Although the incidence of kidney cancer has increased by 43% since 1973 in the United States, the 5-year survival rate improved by approximately 9% between 1974 and 1994. This increase in survival may be attributable to a stage migration resulting from earlier diagnosis. The more frequent use of sensitive abdominal imaging modalities in recent years may have contributed to the greater number of tumors detected at an early stage; this includes incidental renal masses detected during evaluation for other medical conditions.

The major etiologic factors implicated in the development of renal cell carcinoma are cigarette smoking, obesity (especially in females), and hypertension. Recently, mutations of the von Hippel-Lindau (VHL) gene have been identified in large numbers of patients with both sporadic and familial forms of renal cell carcinoma. Evolving evidence suggests that the VHL gene acts as a tumor suppressor and that restoration of the wild-type gene product can inhibit growth of renal cell carcinoma cell lines. The altered form of this protein can also enhance expression of vascular endothelial growth factor, which may contribute to the progression of kidney cancer by promoting vascularization.

Surgery

Approximately 45% of patients present with disease localized to the kidney and undergo surgical resection.

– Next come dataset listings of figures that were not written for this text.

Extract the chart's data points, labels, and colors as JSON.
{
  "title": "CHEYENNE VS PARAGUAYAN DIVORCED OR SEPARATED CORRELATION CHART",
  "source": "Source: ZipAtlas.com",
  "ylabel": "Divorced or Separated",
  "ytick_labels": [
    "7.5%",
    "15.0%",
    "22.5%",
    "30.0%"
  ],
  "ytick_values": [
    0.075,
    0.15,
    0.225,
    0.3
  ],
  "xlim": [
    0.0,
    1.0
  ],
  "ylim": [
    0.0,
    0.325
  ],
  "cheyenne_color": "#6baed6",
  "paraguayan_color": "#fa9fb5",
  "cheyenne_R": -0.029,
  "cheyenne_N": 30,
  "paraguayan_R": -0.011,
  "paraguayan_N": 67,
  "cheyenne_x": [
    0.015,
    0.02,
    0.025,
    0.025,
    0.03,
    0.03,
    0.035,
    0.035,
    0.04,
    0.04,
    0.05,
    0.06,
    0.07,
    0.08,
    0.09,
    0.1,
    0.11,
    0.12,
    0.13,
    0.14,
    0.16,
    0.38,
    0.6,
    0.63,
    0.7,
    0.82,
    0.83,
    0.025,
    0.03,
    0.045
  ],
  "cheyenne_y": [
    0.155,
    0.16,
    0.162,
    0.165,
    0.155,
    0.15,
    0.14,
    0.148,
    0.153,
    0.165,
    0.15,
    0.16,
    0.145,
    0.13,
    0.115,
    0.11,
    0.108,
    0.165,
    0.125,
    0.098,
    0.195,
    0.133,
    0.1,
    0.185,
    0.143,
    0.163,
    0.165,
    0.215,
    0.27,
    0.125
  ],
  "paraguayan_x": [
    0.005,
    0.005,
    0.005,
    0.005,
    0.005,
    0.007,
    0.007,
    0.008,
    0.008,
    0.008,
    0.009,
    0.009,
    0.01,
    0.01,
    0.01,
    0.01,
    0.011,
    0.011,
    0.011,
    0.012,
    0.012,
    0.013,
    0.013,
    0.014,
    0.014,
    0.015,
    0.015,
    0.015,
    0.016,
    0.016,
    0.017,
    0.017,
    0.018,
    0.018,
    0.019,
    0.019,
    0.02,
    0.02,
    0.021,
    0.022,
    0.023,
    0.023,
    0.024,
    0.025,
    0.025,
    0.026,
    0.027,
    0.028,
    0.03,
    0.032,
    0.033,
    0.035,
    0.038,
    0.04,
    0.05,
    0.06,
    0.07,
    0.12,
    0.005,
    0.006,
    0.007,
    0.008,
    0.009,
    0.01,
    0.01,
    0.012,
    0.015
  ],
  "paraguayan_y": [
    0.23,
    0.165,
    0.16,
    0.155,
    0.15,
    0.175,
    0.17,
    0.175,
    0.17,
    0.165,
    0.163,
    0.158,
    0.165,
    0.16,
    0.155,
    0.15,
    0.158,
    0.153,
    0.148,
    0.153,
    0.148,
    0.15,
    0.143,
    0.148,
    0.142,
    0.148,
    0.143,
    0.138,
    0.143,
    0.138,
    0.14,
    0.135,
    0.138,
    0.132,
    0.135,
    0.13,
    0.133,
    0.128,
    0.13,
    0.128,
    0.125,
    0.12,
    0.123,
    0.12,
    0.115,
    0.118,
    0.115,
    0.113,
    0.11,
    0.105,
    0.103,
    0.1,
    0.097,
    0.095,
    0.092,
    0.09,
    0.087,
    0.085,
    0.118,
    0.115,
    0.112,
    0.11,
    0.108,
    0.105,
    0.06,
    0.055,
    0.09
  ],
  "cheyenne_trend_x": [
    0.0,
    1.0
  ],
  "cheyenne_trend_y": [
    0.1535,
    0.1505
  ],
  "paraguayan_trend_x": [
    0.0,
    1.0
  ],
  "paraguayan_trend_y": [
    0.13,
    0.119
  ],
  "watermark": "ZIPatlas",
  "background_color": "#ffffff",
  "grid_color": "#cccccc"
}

Radical nephrectomy, entailing resection of the affected kidney, perirenal fat, and ipsilateral adrenal gland, has been the benchmark procedure for managing localized kidney cancer. Recent investigations have questioned the need for adrenalectomy and lymph node dissections in patients without an obvious abnormality of the adrenal gland on computed tomography (CT).

More conservative surgical approaches, such as a partial nephrectomy (nephron-sparing surgery), are reserved for those with an absent, abnormal, or at-risk contralateral kidney. Patients with a normal contralateral kidney and small (£ 4 cm), polar primary lesions may also be candidates for nephron-sparing surgery.

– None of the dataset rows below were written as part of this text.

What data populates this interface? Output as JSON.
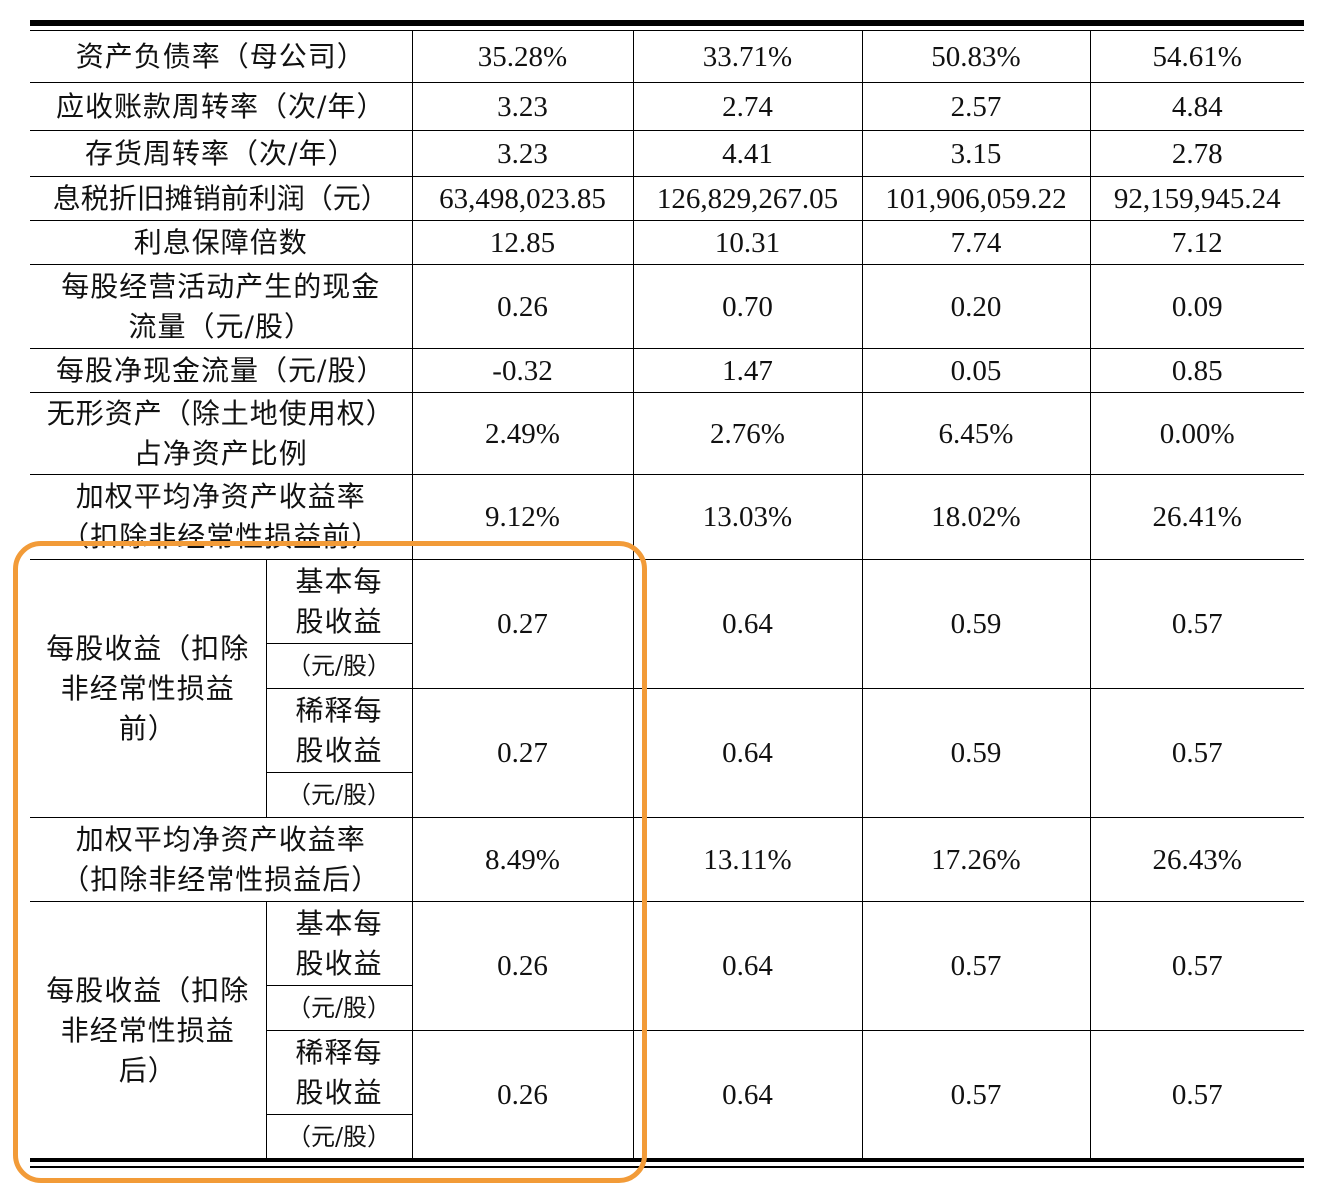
{
  "rows": [
    {
      "label": "资产负债率（母公司）",
      "values": [
        "35.28%",
        "33.71%",
        "50.83%",
        "54.61%"
      ]
    },
    {
      "label": "应收账款周转率（次/年）",
      "values": [
        "3.23",
        "2.74",
        "2.57",
        "4.84"
      ]
    },
    {
      "label": "存货周转率（次/年）",
      "values": [
        "3.23",
        "4.41",
        "3.15",
        "2.78"
      ]
    },
    {
      "label": "息税折旧摊销前利润（元）",
      "values": [
        "63,498,023.85",
        "126,829,267.05",
        "101,906,059.22",
        "92,159,945.24"
      ]
    },
    {
      "label": "利息保障倍数",
      "values": [
        "12.85",
        "10.31",
        "7.74",
        "7.12"
      ]
    },
    {
      "label_line1": "每股经营活动产生的现金",
      "label_line2": "流量（元/股）",
      "values": [
        "0.26",
        "0.70",
        "0.20",
        "0.09"
      ]
    },
    {
      "label": "每股净现金流量（元/股）",
      "values": [
        "-0.32",
        "1.47",
        "0.05",
        "0.85"
      ]
    },
    {
      "label_line1": "无形资产（除土地使用权）",
      "label_line2": "占净资产比例",
      "values": [
        "2.49%",
        "2.76%",
        "6.45%",
        "0.00%"
      ]
    },
    {
      "label_line1": "加权平均净资产收益率",
      "label_line2": "（扣除非经常性损益前）",
      "values": [
        "9.12%",
        "13.03%",
        "18.02%",
        "26.41%"
      ]
    }
  ],
  "eps_before": {
    "group_line1": "每股收益（扣除",
    "group_line2": "非经常性损益",
    "group_line3": "前）",
    "basic": {
      "line1": "基本每",
      "line2": "股收益",
      "unit": "（元/股）",
      "values": [
        "0.27",
        "0.64",
        "0.59",
        "0.57"
      ]
    },
    "diluted": {
      "line1": "稀释每",
      "line2": "股收益",
      "unit": "（元/股）",
      "values": [
        "0.27",
        "0.64",
        "0.59",
        "0.57"
      ]
    }
  },
  "roe_after": {
    "label_line1": "加权平均净资产收益率",
    "label_line2": "（扣除非经常性损益后）",
    "values": [
      "8.49%",
      "13.11%",
      "17.26%",
      "26.43%"
    ]
  },
  "eps_after": {
    "group_line1": "每股收益（扣除",
    "group_line2": "非经常性损益",
    "group_line3": "后）",
    "basic": {
      "line1": "基本每",
      "line2": "股收益",
      "unit": "（元/股）",
      "values": [
        "0.26",
        "0.64",
        "0.57",
        "0.57"
      ]
    },
    "diluted": {
      "line1": "稀释每",
      "line2": "股收益",
      "unit": "（元/股）",
      "values": [
        "0.26",
        "0.64",
        "0.57",
        "0.57"
      ]
    }
  },
  "highlight_color": "#f29b38"
}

More aggressive surgical treatment is considered for patients presenting with a tumor that has invaded the renal vein and inferior vena cava. When a careful radiologic evaluation does not detect metastatic disease, these patients should be referred to a center staffed by surgeons who are experienced in performing resections of tumors extending into these venous structures.

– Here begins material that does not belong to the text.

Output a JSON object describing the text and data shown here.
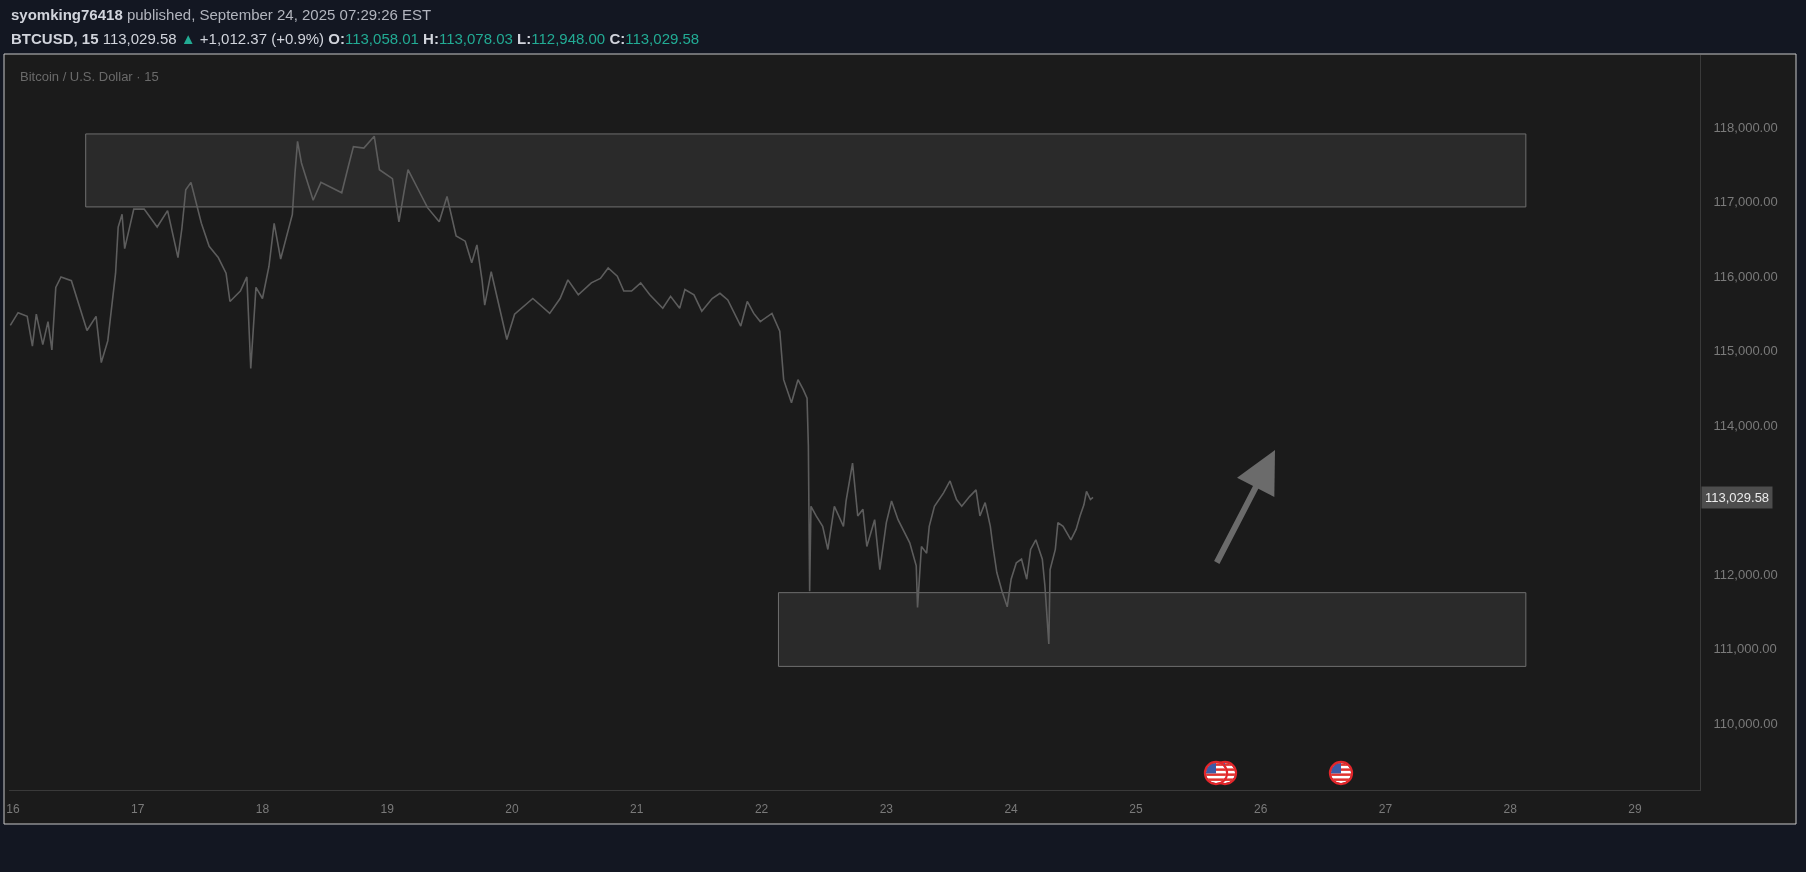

The likelihood that localized kidney cancer will be cured by surgical removal of the tumor depends on several prognostic factors. The most important of these is pathologic stage on presentation. Patients who have a small tumor that is confined within the renal capsule have a more favorable prognosis than do those whose tumor extends beyond the capsule, invades the renal vein, or involves the local lymph nodes.

There is no established role for adjuvant systemic therapy following resection in patients with localized kidney cancer. Several trials of adjuvant radiotherapy or immunotherapy with interferon-alfa (Intron A, Roferon-A) or experimental autologous vaccines have failed to show a significant advantage for these approaches in preventing recurrence. Ongoing trials of interleukin-2 (IL-2 [Proleukin]) and new vaccine trials are evidence of the continued interest in identifying effective adjuvant therapy for patients at high risk of relapse.